The decision by Kacsmaryk, an appointee Donald Trump's, has been widely condemned for its audaciousness and obvious partisanship.
“This is a breathtaking example of judicial aggressiveness, both in terms of the scope and the breadth of this ruling,” said Elie Honig, a legal commentator and former federal prosecutor in New York. “Essentially what this one judge has done is to substitute his own scientific judgment for 20-plus years of scientific judgment by the FDA. He essentially says, ‘They didn’t do it right,’ even though this drug was approved 20-plus years ago.”
Honig noted that though Kacsmaryk is one lone judge in northern Texas, his decision applies to the entire United States, although this became muddled after Rice’s contradictory decision from Washington State.
“This is the ultimate example of judge-shopping. It’s really one-stop judge shopping because by filing the lawsuit in this particular district, the plaintiffs here assured themselves – 100 percent – they would get this judge, Judge Kacsmaryk, who is very conservative, a Trump appointee,” he said. “It’s a little bit of a glitch in the system, but he happens to be the only judge in that particular vicinage.”

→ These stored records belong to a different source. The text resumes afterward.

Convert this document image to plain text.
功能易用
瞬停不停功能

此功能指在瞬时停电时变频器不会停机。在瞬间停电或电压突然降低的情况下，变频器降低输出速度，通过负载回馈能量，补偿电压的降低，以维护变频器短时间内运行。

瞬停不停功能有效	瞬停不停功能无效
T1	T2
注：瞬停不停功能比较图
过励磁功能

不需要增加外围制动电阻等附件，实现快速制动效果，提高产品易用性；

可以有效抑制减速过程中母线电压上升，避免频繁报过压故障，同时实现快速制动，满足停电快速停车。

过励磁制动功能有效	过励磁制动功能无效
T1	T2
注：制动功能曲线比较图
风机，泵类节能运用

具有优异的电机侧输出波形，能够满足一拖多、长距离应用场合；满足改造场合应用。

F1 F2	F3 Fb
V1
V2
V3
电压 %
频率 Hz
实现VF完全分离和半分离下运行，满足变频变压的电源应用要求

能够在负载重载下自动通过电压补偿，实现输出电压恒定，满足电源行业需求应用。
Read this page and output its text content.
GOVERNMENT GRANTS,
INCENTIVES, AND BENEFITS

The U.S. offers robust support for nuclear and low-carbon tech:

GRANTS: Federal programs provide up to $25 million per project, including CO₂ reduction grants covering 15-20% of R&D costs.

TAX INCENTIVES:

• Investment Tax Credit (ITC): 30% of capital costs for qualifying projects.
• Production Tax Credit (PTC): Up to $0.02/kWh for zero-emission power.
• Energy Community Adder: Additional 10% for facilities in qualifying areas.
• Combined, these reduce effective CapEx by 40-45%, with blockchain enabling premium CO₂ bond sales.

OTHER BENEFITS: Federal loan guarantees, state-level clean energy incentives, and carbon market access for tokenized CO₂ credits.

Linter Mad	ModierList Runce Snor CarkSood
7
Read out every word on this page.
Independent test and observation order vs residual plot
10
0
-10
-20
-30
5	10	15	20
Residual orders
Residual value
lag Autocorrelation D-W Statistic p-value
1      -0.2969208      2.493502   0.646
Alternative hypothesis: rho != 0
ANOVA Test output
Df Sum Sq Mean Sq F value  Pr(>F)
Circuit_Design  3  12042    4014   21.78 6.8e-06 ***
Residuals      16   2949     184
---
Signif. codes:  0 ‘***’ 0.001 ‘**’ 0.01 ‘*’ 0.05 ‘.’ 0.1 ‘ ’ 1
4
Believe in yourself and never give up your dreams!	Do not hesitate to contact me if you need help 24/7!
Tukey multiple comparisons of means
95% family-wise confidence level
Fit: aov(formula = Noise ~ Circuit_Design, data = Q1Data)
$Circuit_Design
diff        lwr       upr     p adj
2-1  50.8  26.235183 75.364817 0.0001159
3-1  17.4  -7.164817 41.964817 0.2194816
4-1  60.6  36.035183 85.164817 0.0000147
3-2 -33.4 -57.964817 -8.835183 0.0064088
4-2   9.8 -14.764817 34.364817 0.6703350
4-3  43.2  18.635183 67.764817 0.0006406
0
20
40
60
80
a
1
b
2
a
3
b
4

Ultimately, the contradictory rulings guarantees that this matter will end up at the US Supreme Court, according to MSNBC's Rubin.
“Absolutely. There’s no way that this can get resolved without it usually, what we see is what’s called a circuit slip, when two federal appeals courts differ on something and then escalates to the Supreme Court,” she said. “But one of the tools that the conservative movement learned during the Trump administration was how to leapfrog appeals courts and send something directly to the Supreme Court when they wanted a particular outcome.
“Here, I expect the Department of Justice to use that on its own if they don’t get an answer fairly soon from the Fifth Circuit Court of Appeals about whether a stay of Judge Kacsmaryk’s order would happen meaning, they would further pause his order after this coming Friday. They will take that to the Supreme Court and look for some guidance from the court on this.”